= John Vanak =

American basketball referee

John Joseph Vanak (1933 – November 26, 2016) was a referee in the American Basketball Association and the National Basketball Association.

He was a United States Navy Veteran serving during the Korean War on the USS Roosevelt. He was first employed as a sergeant for the Lansford, Pennsylvania Police Department. Vanak was also the owner of the Vanak Detective Agency for over 30 years. His boyhood nickname was "Punchy". Vanak began refereeing junior high games in 1956 to stay in shape and pick up cigarette money, but it was not until 1959 that he started to officiate in earnest.

Vanak worked in the old American Basketball League (ABL), a league created by Harlem Globetrotters owner Abe Saperstein in 1961 and which lasted less than two seasons. Then he went on to the NBA at a time when the officials were permitted some showing of personality in their profession. He officiated during his first go-around in the NBA from 1962 to 1969. For half of those years he continued working as a $4,100-a-year policeman and he worked for at the private detective agency.

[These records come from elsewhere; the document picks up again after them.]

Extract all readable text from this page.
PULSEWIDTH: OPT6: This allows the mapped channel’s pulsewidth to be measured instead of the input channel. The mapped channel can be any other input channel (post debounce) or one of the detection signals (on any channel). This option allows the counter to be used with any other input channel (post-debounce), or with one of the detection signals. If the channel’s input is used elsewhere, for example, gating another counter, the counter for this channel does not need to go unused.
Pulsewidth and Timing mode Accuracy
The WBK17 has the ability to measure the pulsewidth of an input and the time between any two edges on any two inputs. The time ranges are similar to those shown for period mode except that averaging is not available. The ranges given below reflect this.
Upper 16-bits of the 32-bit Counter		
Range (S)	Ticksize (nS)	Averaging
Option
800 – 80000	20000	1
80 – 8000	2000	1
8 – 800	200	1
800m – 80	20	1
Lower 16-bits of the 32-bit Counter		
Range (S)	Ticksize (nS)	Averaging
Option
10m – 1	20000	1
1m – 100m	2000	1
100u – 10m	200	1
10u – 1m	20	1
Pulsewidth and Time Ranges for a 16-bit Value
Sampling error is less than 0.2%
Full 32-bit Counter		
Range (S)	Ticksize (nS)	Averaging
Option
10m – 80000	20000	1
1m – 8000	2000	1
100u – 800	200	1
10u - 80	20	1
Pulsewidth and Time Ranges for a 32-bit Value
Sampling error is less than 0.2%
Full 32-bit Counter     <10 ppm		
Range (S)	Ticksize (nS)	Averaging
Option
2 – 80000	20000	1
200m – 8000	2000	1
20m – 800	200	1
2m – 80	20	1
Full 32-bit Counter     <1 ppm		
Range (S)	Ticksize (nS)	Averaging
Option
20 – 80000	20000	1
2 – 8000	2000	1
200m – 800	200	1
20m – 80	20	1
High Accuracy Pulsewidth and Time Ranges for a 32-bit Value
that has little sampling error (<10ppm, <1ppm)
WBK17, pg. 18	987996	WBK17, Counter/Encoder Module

In 1969, when the upstart American Basketball Association was raiding the NBA for talent, Vanak, along with three other top NBA "lead" referees—Joe Gushue, Earl Strom and Norm Drucker—jumped to the ABA with multi-year contracts paying much higher salaries than NBA officials received. As a result, professional officiating salaries dramatically increased. The ABA battled the NBA for nine years, and eventually four ABA teams were absorbed into the NBA in 1976 to end the ABA. The ABA "merger" effectively modernized the NBA with the 3-point shot, the highlight dunking and fast break game and the advent of free agency. Amidst the drives and dunks and changing dress and hairstyles of the 1970s, was the professionalization of officiating, which had been a per diem profession before then. NBA officials were still being paid by the game into the 1960s, up to $125. Vanek officiated from 1976 until 1988 in his second go-around in the NBA.

Vanak officiated in the 1966 NBA All-Star Game, 1970 ABA All-Star Game, 1972 ABA All-Star Game, 1974 ABA All-Star Game, 1975 ABA Playoffs, 1977 NBA Finals, 1979 NBA All-Star Game, 1980 NBA Finals, 1981 NBA Finals, 1983 NBA Finals, 1984 NBA All-Star Game and 1985 NBA Finals.

Vanek was chosen as the league's best official in 1978-79 and reffed a total of 3,028 games in the NBA and ABA, 328 playoff games, 31 finals and seven all-star games.